In any case, as black academic Randall Kennedy argues, in his excellent book Nigger, when writers like Harper Lee and Mark Twain put “nigger” in their character’s mouths, they are “not branding blacks, but rather branding whites”.

Like Blazing Saddles, To Kill a Mockingbird is “not willfully buttressing racism…[it is] seeking ruthlessly to unveil and ridicule it”.

Obviously, Allan Crosbie is simply too stupidly woke to understand the distinction.

This is the thing about the censorious, humourless cancel-culture frenzy – it rips everything out of context. So To Kill A Mockingbird can be branded racist, or at least ‘problematical’, despite being the most famous anti-racist novel ever written. Lee’s crime in the eyes of the 21st-century speech police is that she too faithfully depicted the American South of the 1930s, where the N-word would have been used widely and frequently. They essentially wish she had written a less honest novel, one where the gruff racists making false accusations of rape against a young black man said ‘African-American’ rather than ‘nigger’. Yes, that would have been realistic.

Even as a ten-year-old, I got To Kill a Mockingbird. I understood the context of nigger. I realised that Tom Robinson was a tragic hero and that Bob Ewell was a villain. I understood that it was a different time and place.

The unforgettable courtroom scene of To Kill a Mockingbird. The BFD.
The idea that these novels might inject ‘problematical’ ideas into the minds of impressionable children is ludicrous.
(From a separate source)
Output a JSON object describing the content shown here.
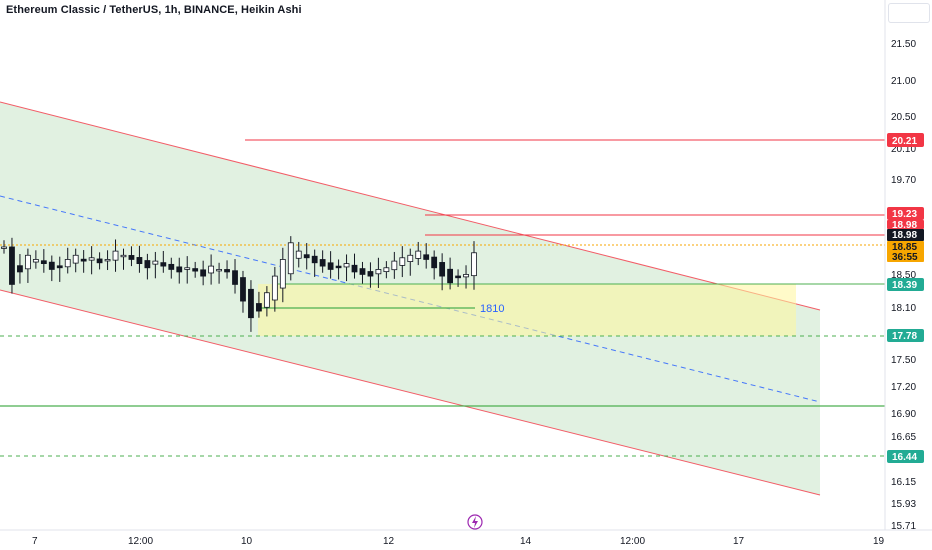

These are self-consciously moral stories, in which the wickedness of the world is confronted by characters with a strong sense of justice. But even if they weren’t, so what? Much of literature is bracing and confronting. Should school kids be protected from Shakespeare plays that feature insults and violence? Or Dickens novels that have a tendency to caricature the poor? This Year Zero mentality that rages against old culture and art for failing to conform to contemporary correct-think on race, sex and class is ludicrous. Very little from the past would survive if it had to pass a woke test. Guess what? People thought and spoke differently back then.

Spectator Australia

For a long time, one of the great images of Nazi barbarity was their book-burning. Even in Indiana Jones movies, Nazi book-burning is a searing image of “the slime of humanity”. The image of outraged Southern Americans burning Beatles records was similarly seen as an example of their Philistinism.

But, as Ray Bradbury wrote in Fahrenheit 451, “there is more than one way to burn a book”.

In today’s Philistine age, simply declaring a book “problematic” is tantamount to taking a match to it. “And the world is full of people running about with lit matches.”